Generatie keuzestress: hoe overleven zonder faalangst?
Natuurlijk bepaalt een studiekeuze niet de rest van je leven, maar de druk is er wel. Je moet in één keer goed kiezen, anders faal je en dat kost veel geld. Er spelen enorm veel negatieve gevoelens rond die studiekeuze terwijl het een moment van ontwikkeling en zelfontplooiing zou kunnen zijn. Ik pleit dan ook voor een vak loopbaanoriëntatie waarin je ontdekt waar je talenten liggen, ook buiten het cognitieve om, en waarin je experimenteert met wat je interessant vindt en waar je blij van wordt.’
Is een jobkeuze maken even zwaar?
RS: ‘Vaak weten we dan al beter wat we willen. Toch hebben we schrik om de foute baan te kiezen en ons rot te voelen omdat de job de verwachtingen niet inlost. We moeten echter beseffen dat een negatieve ervaring helpt om te ontdekken wat we wel en niet willen doen. Dan kunnen we daar rekening mee houden bij een volgende keuze. Als onze ouders in een rotjob belandden, zetten ze heel vaak toch door. Het idee heerste dat je afmaakte waaraan je begonnen was en dat je niet moest zeuren. Nu is er veel meer aandacht voor plezier hebben in wat je doet en moet je je passie vinden.’
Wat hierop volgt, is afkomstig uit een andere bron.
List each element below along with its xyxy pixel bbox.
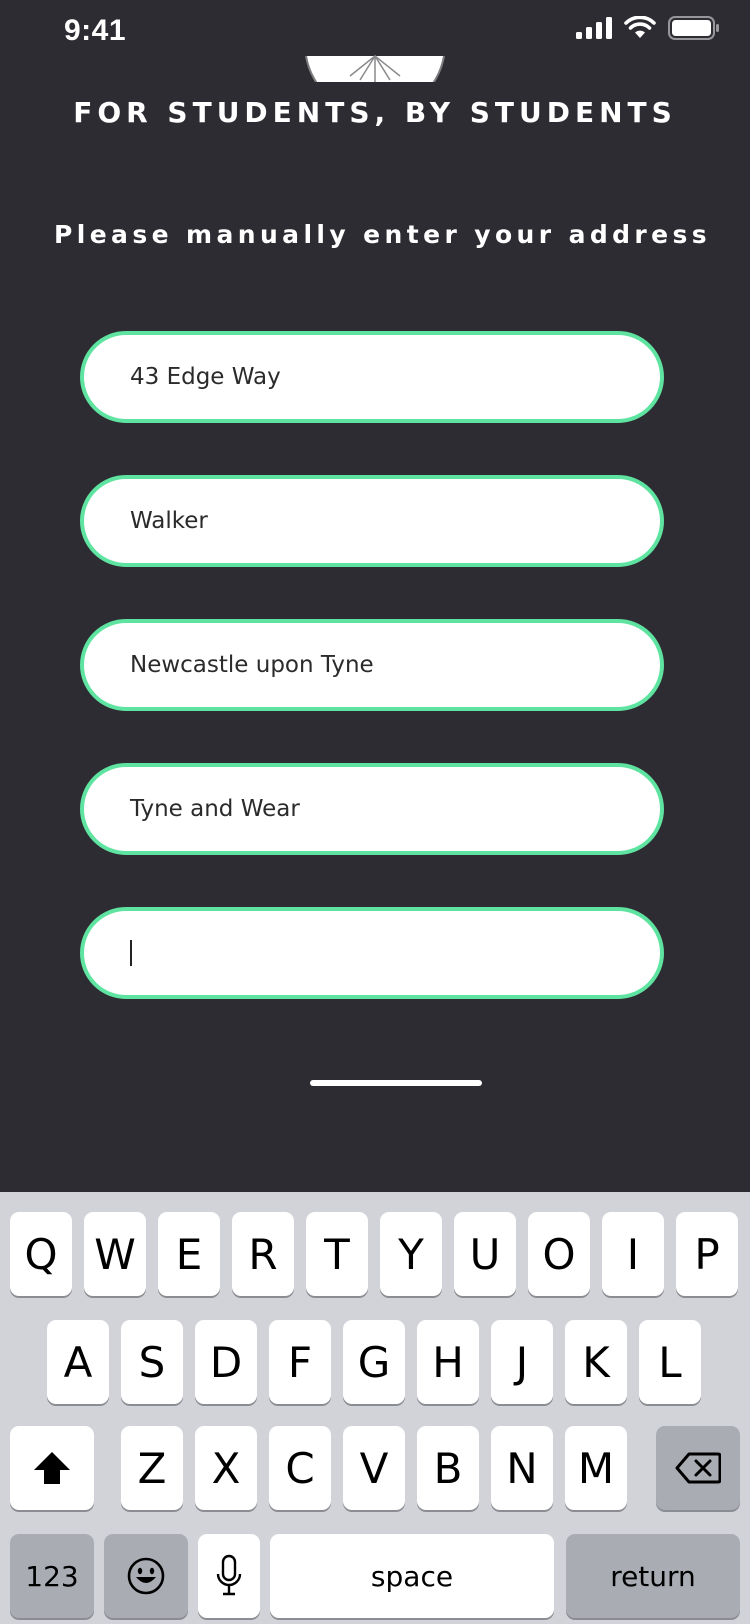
key-b[interactable]: B: [417, 1426, 479, 1510]
battery-icon: [668, 16, 719, 40]
key-n[interactable]: N: [491, 1426, 553, 1510]
shift-key[interactable]: [10, 1426, 94, 1510]
microphone-icon: [216, 1554, 242, 1596]
field-value: Tyne and Wear: [130, 796, 300, 822]
key-c[interactable]: C: [269, 1426, 331, 1510]
key-s[interactable]: S: [121, 1320, 183, 1404]
delete-key[interactable]: [656, 1426, 740, 1510]
city-field[interactable]: Newcastle upon Tyne: [80, 619, 664, 711]
key-t[interactable]: T: [306, 1212, 368, 1296]
county-field[interactable]: Tyne and Wear: [80, 763, 664, 855]
field-value: Walker: [130, 508, 208, 534]
tagline: FOR STUDENTS, BY STUDENTS: [73, 96, 677, 129]
key-h[interactable]: H: [417, 1320, 479, 1404]
home-indicator: [310, 1080, 482, 1086]
key-u[interactable]: U: [454, 1212, 516, 1296]
key-m[interactable]: M: [565, 1426, 627, 1510]
dictation-key[interactable]: [198, 1534, 260, 1618]
key-x[interactable]: X: [195, 1426, 257, 1510]
backspace-icon: [675, 1452, 721, 1484]
key-y[interactable]: Y: [380, 1212, 442, 1296]
key-w[interactable]: W: [84, 1212, 146, 1296]
key-z[interactable]: Z: [121, 1426, 183, 1510]
status-icons: [576, 16, 720, 40]
keyboard: Q W E R T Y U O I P A S D F G H J K L Z …: [0, 1192, 750, 1624]
key-p[interactable]: P: [676, 1212, 738, 1296]
key-v[interactable]: V: [343, 1426, 405, 1510]
status-time: 9:41: [64, 14, 127, 47]
space-key[interactable]: space: [270, 1534, 554, 1618]
return-key[interactable]: return: [566, 1534, 740, 1618]
instruction-text: Please manually enter your address: [54, 220, 712, 249]
key-o[interactable]: O: [528, 1212, 590, 1296]
logo: [305, 54, 445, 82]
key-k[interactable]: K: [565, 1320, 627, 1404]
address-line2-field[interactable]: Walker: [80, 475, 664, 567]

Als een studie- en een jobkeuze al zo moeilijk zijn, hoe zit het dan met de partnerkeuze?
RS: ‘We stellen heel hoge eisen en zijn huiverig om ons te binden. We vinden iemand wel leuk genoeg om het bed te delen of om te daten maar vinden het moeilijk om de keuze definitief te maken. Datingapps als Tinder zorgen er bovendien voor dat je op je wenken bediend wordt. We zijn het gewend dat alles snel wordt aangeleverd. Je belt naar de lokale Chinees en over een uur heb je je eten. Met de datingapps gaat het net zo.’
Zijn keuzes minder gefundeerd als het allemaal zo snel moet gaan?
RS: ‘We kiezen inderdaad op een heel andere manier dan vroeger. Maar je hebt nog altijd mensen die het hele internet afschuimen naar dat ene perfecte restaurantje, in de hipste stad, tijdens die perfecte vakantie met die ene levenspartner van hun dromen. Dit soort mensen, door Barry Schwartz in The Paradox of Choice ‘maximizers’ genoemd, kunnen heel lang bezig zijn met zoeken omdat er zo veel mogelijkheden en informatie voorhanden zijn. Maar niet iedereen wil naar zes opendeurdagen om zijn studierichting te kiezen. Sommigen raken er door gedemotiveerd en laten het er maar bij. Ik herken dat gevoel perfect. Vroeger was ik veel meer een ‘maximizer’. Nu ben ik sneller tevreden en mag ik dat ook van mezelf. Dat heeft te maken met zacht kunnen zijn voor jezelf.’